Kossin and his colleagues realized they needed to smooth out the data before exploring any interplay between warmer temperatures and hurricane activity. Working with an existing NCDC archive that holds global satellite information for the years 1983 through 2005, the researchers evened out the numbers by essentially simplifying newer satellite information to align it with older records.

"This new dataset is unlike anything that's been done before," says Kossin. "It's going to serve a purpose as being the only globally consistent dataset around. The caveat of course, is that it only goes back to 1983."

Even so, it's a good start. Once the NCDC researchers recalibrated the hurricane figures, Kossin took a fresh look at how the new numbers on hurricane strength correlate with records on warming ocean temperatures, a side effect of global warming.

What he found both supported and contradicted previous findings. "The data says that the Atlantic has been trending upwards in hurricane intensity quite a bit," says Kossin. "But the trends appear to be inflated or spurious everywhere else, meaning that we still can't make any global statements."

Sea-surface temperatures may be one reason why greenhouse gases are exacting a unique toll on the Atlantic Ocean, says Kossin. Hurricanes need temperatures of around 27 degrees Celsius (81 degrees Fahrenheit) to gather steam. On average, the Atlantic's surface is slightly colder than that but other oceans, such as the Western Pacific, are naturally much warmer.

"The average conditions in the Atlantic at any given time are just on the cusp of what it takes for a hurricane to form," says Kossin. " So it might be that imposing only a small (man-made) change in conditions, creates a much better chance of having a hurricane."
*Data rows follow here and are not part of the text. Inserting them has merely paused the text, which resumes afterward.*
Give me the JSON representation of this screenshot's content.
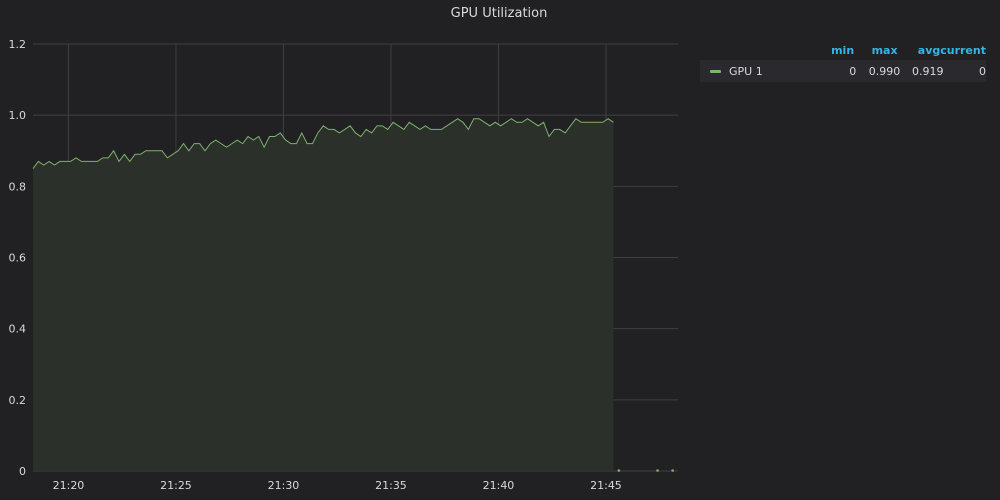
{
  "panel": {
    "title": "GPU Utilization"
  },
  "colors": {
    "series": "#7eb26d",
    "fill": "#2b302b",
    "header": "#33b5e5",
    "grid": "#3f3f43",
    "background": "#212124"
  },
  "legend": {
    "headers": {
      "min": "min",
      "max": "max",
      "avg": "avg",
      "current": "current"
    },
    "rows": [
      {
        "name": "GPU 1",
        "min": "0",
        "max": "0.990",
        "avg": "0.919",
        "current": "0"
      }
    ]
  },
  "chart_data": {
    "type": "area",
    "title": "GPU Utilization",
    "xlabel": "",
    "ylabel": "",
    "x_ticks": [
      "21:20",
      "21:25",
      "21:30",
      "21:35",
      "21:40",
      "21:45"
    ],
    "x_tick_minutes": [
      20,
      25,
      30,
      35,
      40,
      45
    ],
    "xlim_minutes": [
      18.35,
      48.35
    ],
    "y_ticks": [
      "0",
      "0.2",
      "0.4",
      "0.6",
      "0.8",
      "1.0",
      "1.2"
    ],
    "ylim": [
      0,
      1.2
    ],
    "grid": true,
    "legend_position": "right",
    "series": [
      {
        "name": "GPU 1",
        "x_minutes": [
          18.35,
          18.6,
          18.85,
          19.1,
          19.35,
          19.6,
          19.85,
          20.1,
          20.35,
          20.6,
          20.85,
          21.1,
          21.35,
          21.6,
          21.85,
          22.1,
          22.35,
          22.6,
          22.85,
          23.1,
          23.35,
          23.6,
          23.85,
          24.1,
          24.35,
          24.6,
          24.85,
          25.1,
          25.35,
          25.6,
          25.85,
          26.1,
          26.35,
          26.6,
          26.85,
          27.1,
          27.35,
          27.6,
          27.85,
          28.1,
          28.35,
          28.6,
          28.85,
          29.1,
          29.35,
          29.6,
          29.85,
          30.1,
          30.35,
          30.6,
          30.85,
          31.1,
          31.35,
          31.6,
          31.85,
          32.1,
          32.35,
          32.6,
          32.85,
          33.1,
          33.35,
          33.6,
          33.85,
          34.1,
          34.35,
          34.6,
          34.85,
          35.1,
          35.35,
          35.6,
          35.85,
          36.1,
          36.35,
          36.6,
          36.85,
          37.1,
          37.35,
          37.6,
          37.85,
          38.1,
          38.35,
          38.6,
          38.85,
          39.1,
          39.35,
          39.6,
          39.85,
          40.1,
          40.35,
          40.6,
          40.85,
          41.1,
          41.35,
          41.6,
          41.85,
          42.1,
          42.35,
          42.6,
          42.85,
          43.1,
          43.35,
          43.6,
          43.85,
          44.1,
          44.35,
          44.6,
          44.85,
          45.1,
          45.35,
          45.6,
          45.6,
          47.4,
          48.1
        ],
        "values": [
          0.85,
          0.87,
          0.86,
          0.87,
          0.86,
          0.87,
          0.87,
          0.87,
          0.88,
          0.87,
          0.87,
          0.87,
          0.87,
          0.88,
          0.88,
          0.9,
          0.87,
          0.89,
          0.87,
          0.89,
          0.89,
          0.9,
          0.9,
          0.9,
          0.9,
          0.88,
          0.89,
          0.9,
          0.92,
          0.9,
          0.92,
          0.92,
          0.9,
          0.92,
          0.93,
          0.92,
          0.91,
          0.92,
          0.93,
          0.92,
          0.94,
          0.93,
          0.94,
          0.91,
          0.94,
          0.94,
          0.95,
          0.93,
          0.92,
          0.92,
          0.95,
          0.92,
          0.92,
          0.95,
          0.97,
          0.96,
          0.96,
          0.95,
          0.96,
          0.97,
          0.95,
          0.94,
          0.96,
          0.95,
          0.97,
          0.97,
          0.96,
          0.98,
          0.97,
          0.96,
          0.98,
          0.97,
          0.96,
          0.97,
          0.96,
          0.96,
          0.96,
          0.97,
          0.98,
          0.99,
          0.98,
          0.96,
          0.99,
          0.99,
          0.98,
          0.97,
          0.98,
          0.97,
          0.98,
          0.99,
          0.98,
          0.98,
          0.99,
          0.98,
          0.97,
          0.98,
          0.94,
          0.96,
          0.96,
          0.95,
          0.97,
          0.99,
          0.98,
          0.98,
          0.98,
          0.98,
          0.98,
          0.99,
          0.98,
          0,
          0,
          0,
          0
        ]
      }
    ]
  }
}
The Atlantic is also unique in that all the physical variables that converge to form hurricanes - including wind speeds, wind directions and temperatures - mysteriously feed off each other in ways that only make conditions more ripe for a storm. But scientists don't really understand why, Kossin adds.

"While we can see a correlation between global warming and hurricane strength, we still need to understand exactly why the Atlantic is reacting to warmer temperatures in this way, and that is much more difficult to do," says Kossin. "We need to be creating models and simulations to understand what is really happening here. From here on, that is what we should be thinking about."